Take another Fey creation: the Netflix comedy “Unbreakable Kimmy Schmidt.” The show, which was released to universal acclaim last March, follows Kimmy (Ellie Kemper, “The Office”), a survivor of abuse and terror, as she moves to New York and starts a new life. Kimmy is a uniquely feminist character: naïve but buoyant, hard-working and honest. And despite the laugh-out-loud humor of the show, Fey does not represent Kimmy’s situation lightly, earnestly expressing her PTSD and struggles acclimating to society.

But there is a catch. In the sixth episode, we are introduced to Dong (Ki Hong Lee, “The Maze Runner”), a Vietnamese delivery boy who is ultimately Kimmy’s love interest.
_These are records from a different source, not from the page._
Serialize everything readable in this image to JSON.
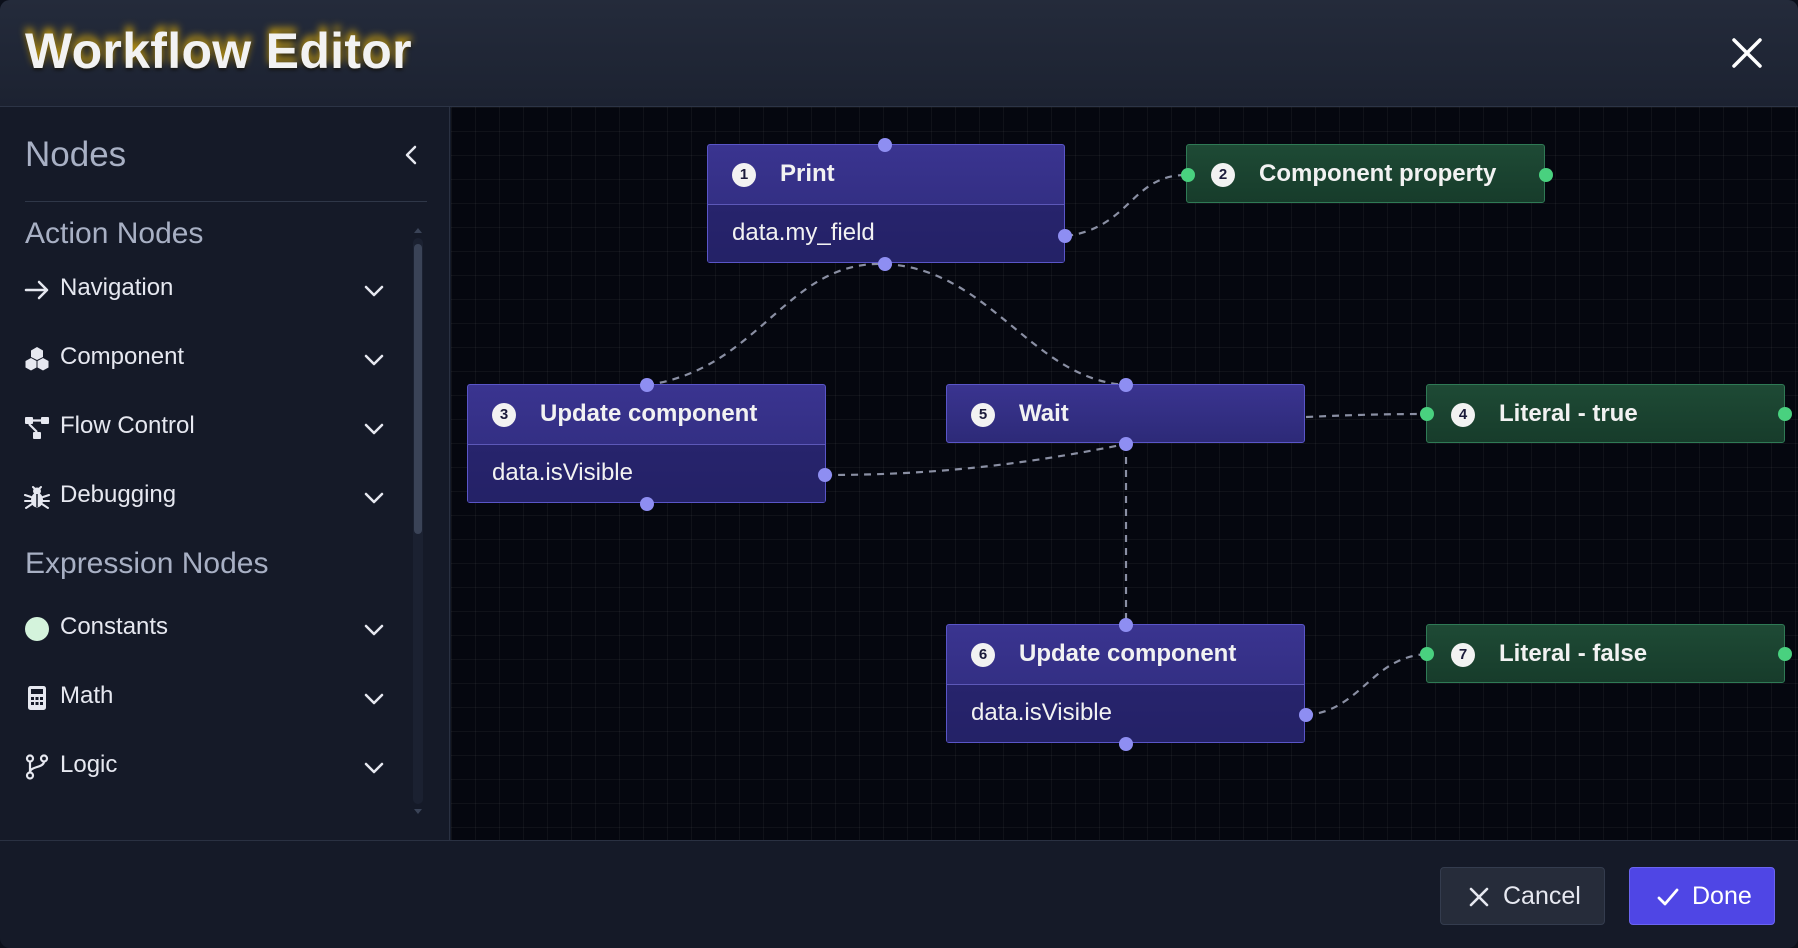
{
  "header": {
    "title": "Workflow Editor"
  },
  "sidebar": {
    "title": "Nodes",
    "sections": [
      {
        "title": "Action Nodes",
        "items": [
          {
            "label": "Navigation",
            "icon": "arrow-right-icon"
          },
          {
            "label": "Component",
            "icon": "cubes-icon"
          },
          {
            "label": "Flow Control",
            "icon": "flow-icon"
          },
          {
            "label": "Debugging",
            "icon": "bug-icon"
          }
        ]
      },
      {
        "title": "Expression Nodes",
        "items": [
          {
            "label": "Constants",
            "icon": "circle-icon"
          },
          {
            "label": "Math",
            "icon": "calculator-icon"
          },
          {
            "label": "Logic",
            "icon": "branch-icon"
          }
        ]
      }
    ]
  },
  "nodes": [
    {
      "id": "1",
      "title": "Print",
      "field": "data.my_field",
      "kind": "action"
    },
    {
      "id": "2",
      "title": "Component property",
      "kind": "expression"
    },
    {
      "id": "3",
      "title": "Update component",
      "field": "data.isVisible",
      "kind": "action"
    },
    {
      "id": "5",
      "title": "Wait",
      "kind": "action"
    },
    {
      "id": "4",
      "title": "Literal - true",
      "kind": "expression"
    },
    {
      "id": "6",
      "title": "Update component",
      "field": "data.isVisible",
      "kind": "action"
    },
    {
      "id": "7",
      "title": "Literal - false",
      "kind": "expression"
    }
  ],
  "footer": {
    "cancel_label": "Cancel",
    "done_label": "Done"
  },
  "colors": {
    "action_node": "#2d2a78",
    "expression_node": "#173c2b",
    "port_action": "#8e8ef2",
    "port_expression": "#49d17f",
    "primary_button": "#4f46e5"
  }
}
While an intensely lovable character, Dong is painted with many of the same limiting stereotypes as Hae-Won; for me, it’s the one sour note of the series.

“Tina!” I groaned to myself. The woman who wrote honestly and poignantly about her youthful insecurities in her memoir “Bossypants,” the woman who gave us Liz Lemon, who said in “30 Rock” that being a woman is the worst “because of society!” It hurt me to see a woman who I consider a personal and professional icon missing the mark by so much.
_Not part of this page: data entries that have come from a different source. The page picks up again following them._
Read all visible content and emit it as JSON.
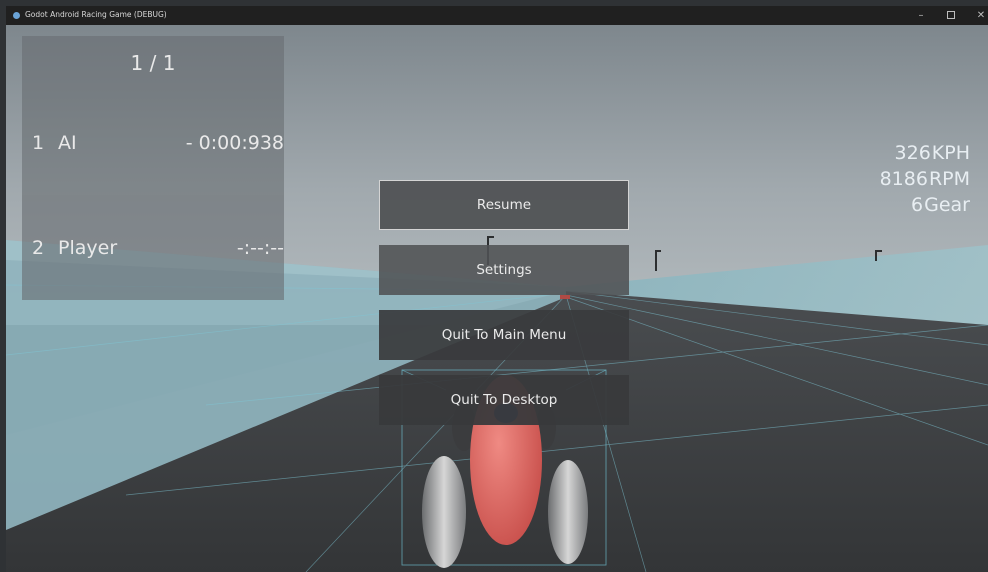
{
  "window": {
    "title": "Godot Android Racing Game (DEBUG)",
    "controls": {
      "minimize": "–",
      "close": "✕"
    }
  },
  "leaderboard": {
    "lap": "1 / 1",
    "rows": [
      {
        "position": "1",
        "name": "AI",
        "time": "- 0:00:938"
      },
      {
        "position": "2",
        "name": "Player",
        "time": "-:--:--"
      }
    ]
  },
  "telemetry": {
    "speed": {
      "value": "326",
      "unit": "KPH"
    },
    "rpm": {
      "value": "8186",
      "unit": "RPM"
    },
    "gear": {
      "value": "6",
      "unit": "Gear"
    }
  },
  "pause_menu": {
    "resume": "Resume",
    "settings": "Settings",
    "quit_main_menu": "Quit To Main Menu",
    "quit_desktop": "Quit To Desktop"
  },
  "colors": {
    "sky": "#9aa4aa",
    "track": "#3b3d3f",
    "barrier": "#8fb7c1",
    "car_body": "#d9615b",
    "car_cap": "#3c4b8c"
  }
}
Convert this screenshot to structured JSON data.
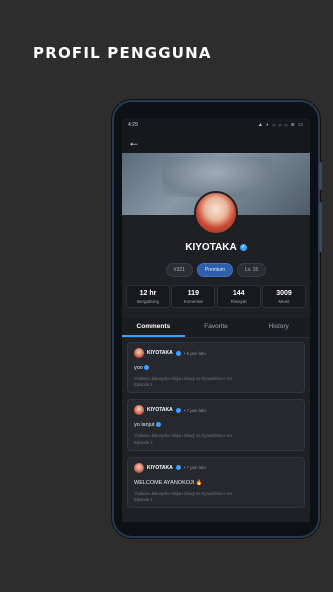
{
  "heading": "PROFIL PENGGUNA",
  "status": {
    "time": "4:29",
    "icons": "▲ ◐ ᵢₗ ᵢₗ ᵢₗ ≋ ▭"
  },
  "profile": {
    "username": "KIYOTAKA",
    "chips": {
      "id": "#321",
      "premium": "Premium",
      "level": "Lv. 15"
    }
  },
  "stats": [
    {
      "value": "12 hr",
      "label": "Bergabung"
    },
    {
      "value": "119",
      "label": "Komentar"
    },
    {
      "value": "144",
      "label": "Riwayat"
    },
    {
      "value": "3009",
      "label": "Menit"
    }
  ],
  "tabs": [
    {
      "label": "Comments"
    },
    {
      "label": "Favorite"
    },
    {
      "label": "History"
    }
  ],
  "comments": [
    {
      "name": "KIYOTAKA",
      "time": "• 6 jam lalu",
      "text": "yoo",
      "ref": "Youkoso Jitsuryoku Shijou Shugi no Kyoushitsu e S4",
      "episode": "Episode 1"
    },
    {
      "name": "KIYOTAKA",
      "time": "• 7 jam lalu",
      "text": "yo lanjut",
      "ref": "Youkoso Jitsuryoku Shijou Shugi no Kyoushitsu e S4",
      "episode": "Episode 2"
    },
    {
      "name": "KIYOTAKA",
      "time": "• 7 jam lalu",
      "text": "WELCOME AYANOKOJI 🔥",
      "ref": "Youkoso Jitsuryoku Shijou Shugi no Kyoushitsu e S4",
      "episode": "Episode 1"
    }
  ]
}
These representations harken back to first- and second-wave feminism, when the voices of women of color were ignored or even squashed in favor of the white constituency’s goals. That shit shouldn’t cut it anymore. All too often modern feminists are forgetting that feminism as a system is inclusionary. Amy Schumer did it in her stand up with callous jokes about Latinos. While she has since apologized, her original biases speak to a greater issue — feminism is not feminism when it continuously limits divergent identities and experiences. And frankly, works of art that ignore inclusivity just aren’t as good.

I don’t follow sports; recently I was looking through my old Facebook statuses, and one from the 10th grade proudly attested that I was boycotting the Super Bowl. So while I can’t tell you which teams are playing in the Super Bowl this year, I can tell you that Coldplay is performing the halftime show, featuring the Queen herself, Beyoncé. Last week, the two released the video for their recent collaboration, “Hymn for the Weekend.”
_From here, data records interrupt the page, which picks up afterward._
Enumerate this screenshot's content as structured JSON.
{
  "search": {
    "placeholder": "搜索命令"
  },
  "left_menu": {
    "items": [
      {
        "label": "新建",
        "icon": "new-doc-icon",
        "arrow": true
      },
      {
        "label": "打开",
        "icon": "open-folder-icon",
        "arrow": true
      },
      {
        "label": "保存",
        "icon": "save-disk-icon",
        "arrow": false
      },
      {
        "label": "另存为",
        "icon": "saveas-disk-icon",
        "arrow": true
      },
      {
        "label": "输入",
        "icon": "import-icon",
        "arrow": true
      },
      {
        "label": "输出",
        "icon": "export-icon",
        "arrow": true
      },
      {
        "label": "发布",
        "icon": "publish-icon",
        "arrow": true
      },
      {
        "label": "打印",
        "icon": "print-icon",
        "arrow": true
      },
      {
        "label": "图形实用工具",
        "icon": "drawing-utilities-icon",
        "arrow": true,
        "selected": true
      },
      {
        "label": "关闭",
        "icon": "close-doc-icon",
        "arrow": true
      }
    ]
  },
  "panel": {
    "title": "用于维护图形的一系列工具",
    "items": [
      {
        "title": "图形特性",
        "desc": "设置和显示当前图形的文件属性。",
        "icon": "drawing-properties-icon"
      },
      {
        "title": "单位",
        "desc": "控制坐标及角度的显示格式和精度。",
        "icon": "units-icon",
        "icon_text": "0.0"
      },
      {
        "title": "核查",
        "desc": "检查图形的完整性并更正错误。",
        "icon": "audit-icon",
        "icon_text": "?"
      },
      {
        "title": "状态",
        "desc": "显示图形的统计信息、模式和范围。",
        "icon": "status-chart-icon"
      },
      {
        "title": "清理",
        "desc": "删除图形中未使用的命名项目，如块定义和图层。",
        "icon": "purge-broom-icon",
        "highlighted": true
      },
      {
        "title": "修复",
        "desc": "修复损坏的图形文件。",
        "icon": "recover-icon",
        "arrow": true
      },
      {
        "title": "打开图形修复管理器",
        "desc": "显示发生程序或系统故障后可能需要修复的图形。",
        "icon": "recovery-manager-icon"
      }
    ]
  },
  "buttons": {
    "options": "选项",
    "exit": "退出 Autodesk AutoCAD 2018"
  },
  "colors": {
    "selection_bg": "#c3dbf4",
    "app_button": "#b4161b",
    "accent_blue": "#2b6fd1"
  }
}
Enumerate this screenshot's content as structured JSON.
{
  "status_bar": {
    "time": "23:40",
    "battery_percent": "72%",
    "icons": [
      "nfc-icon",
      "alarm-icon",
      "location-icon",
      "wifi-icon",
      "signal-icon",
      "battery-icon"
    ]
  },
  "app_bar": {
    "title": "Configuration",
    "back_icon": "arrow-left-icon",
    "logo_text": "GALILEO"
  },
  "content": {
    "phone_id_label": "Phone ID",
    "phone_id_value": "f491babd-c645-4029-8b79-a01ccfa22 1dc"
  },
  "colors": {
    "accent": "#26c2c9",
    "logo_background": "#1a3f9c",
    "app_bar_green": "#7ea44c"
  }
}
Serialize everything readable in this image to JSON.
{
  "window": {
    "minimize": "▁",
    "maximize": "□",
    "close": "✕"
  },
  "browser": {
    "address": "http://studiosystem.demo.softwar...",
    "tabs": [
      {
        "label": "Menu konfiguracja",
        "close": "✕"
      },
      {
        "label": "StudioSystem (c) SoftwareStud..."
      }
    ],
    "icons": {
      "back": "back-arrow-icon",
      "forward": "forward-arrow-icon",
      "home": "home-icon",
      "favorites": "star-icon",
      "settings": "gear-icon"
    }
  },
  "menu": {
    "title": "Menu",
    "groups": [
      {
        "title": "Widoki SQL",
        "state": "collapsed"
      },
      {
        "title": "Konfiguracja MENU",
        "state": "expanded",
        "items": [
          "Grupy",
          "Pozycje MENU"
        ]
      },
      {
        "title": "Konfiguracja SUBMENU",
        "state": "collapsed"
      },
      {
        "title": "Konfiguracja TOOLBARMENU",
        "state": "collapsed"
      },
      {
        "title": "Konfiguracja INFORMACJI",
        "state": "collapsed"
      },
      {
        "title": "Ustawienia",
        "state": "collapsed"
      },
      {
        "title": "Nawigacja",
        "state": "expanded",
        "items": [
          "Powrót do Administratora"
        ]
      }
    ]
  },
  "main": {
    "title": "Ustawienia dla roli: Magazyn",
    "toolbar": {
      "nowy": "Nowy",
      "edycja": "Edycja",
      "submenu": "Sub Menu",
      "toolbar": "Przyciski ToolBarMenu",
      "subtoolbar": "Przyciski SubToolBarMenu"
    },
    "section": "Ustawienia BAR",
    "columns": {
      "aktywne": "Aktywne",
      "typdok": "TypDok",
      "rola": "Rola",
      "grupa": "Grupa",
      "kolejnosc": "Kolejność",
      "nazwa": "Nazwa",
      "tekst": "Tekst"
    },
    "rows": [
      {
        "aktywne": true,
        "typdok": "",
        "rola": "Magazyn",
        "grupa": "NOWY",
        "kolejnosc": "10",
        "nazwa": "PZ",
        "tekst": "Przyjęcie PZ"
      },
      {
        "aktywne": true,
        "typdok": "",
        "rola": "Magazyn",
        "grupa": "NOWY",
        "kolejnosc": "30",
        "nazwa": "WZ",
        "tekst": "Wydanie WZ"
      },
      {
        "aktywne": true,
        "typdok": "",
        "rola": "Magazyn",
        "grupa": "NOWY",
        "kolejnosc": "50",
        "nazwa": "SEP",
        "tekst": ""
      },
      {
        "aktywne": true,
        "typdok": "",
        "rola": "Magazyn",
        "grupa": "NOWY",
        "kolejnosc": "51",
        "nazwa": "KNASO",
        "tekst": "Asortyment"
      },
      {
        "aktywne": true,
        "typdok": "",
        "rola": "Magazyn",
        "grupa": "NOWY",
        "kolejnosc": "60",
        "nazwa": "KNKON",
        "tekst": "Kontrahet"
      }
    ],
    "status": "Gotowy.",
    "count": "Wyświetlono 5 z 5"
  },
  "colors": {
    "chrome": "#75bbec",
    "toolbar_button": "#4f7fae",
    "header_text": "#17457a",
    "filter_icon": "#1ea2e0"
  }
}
The song fucking rocks, groovy yet soaring in all the right places. On the other hand, the video, which features Chris Martin and Yoncé donning traditional Hindi garb and dancing in front of groups of Indian children celebrating Holi, the Hindu festival of color, is a travesty and a misstep. It’s cultural appropriation in the most basic of terms, simplifying complex cultures and people into pretty background props, expressing abject poverty with no context or recourse. It’s bad. And it comes from Beyoncé, a publicly proud feminist who has spoken out about recognizing women of color in the feminist community.

How does this still happen? How can women who speak with such depth and resonance about navigating a patriarchal world be so tone-deaf about other cultures? Their feminism, and their art, is so much better without these stereotypes and appropriations. I want these women I love to be better, because with every limiting comment or joke, they not only hurt the community they are addressing — they hurt feminism as a whole. Feminism loses credibility in the minds of those prone to knocking it down and weakening the system by isolating female voices that should be included. I won’t stop loving Tina and Amy and Bey, but criticizing their feminism is another step to making feminism better. Just like “Game of Thrones” would be so much better with a few less naked women and a few more naked men.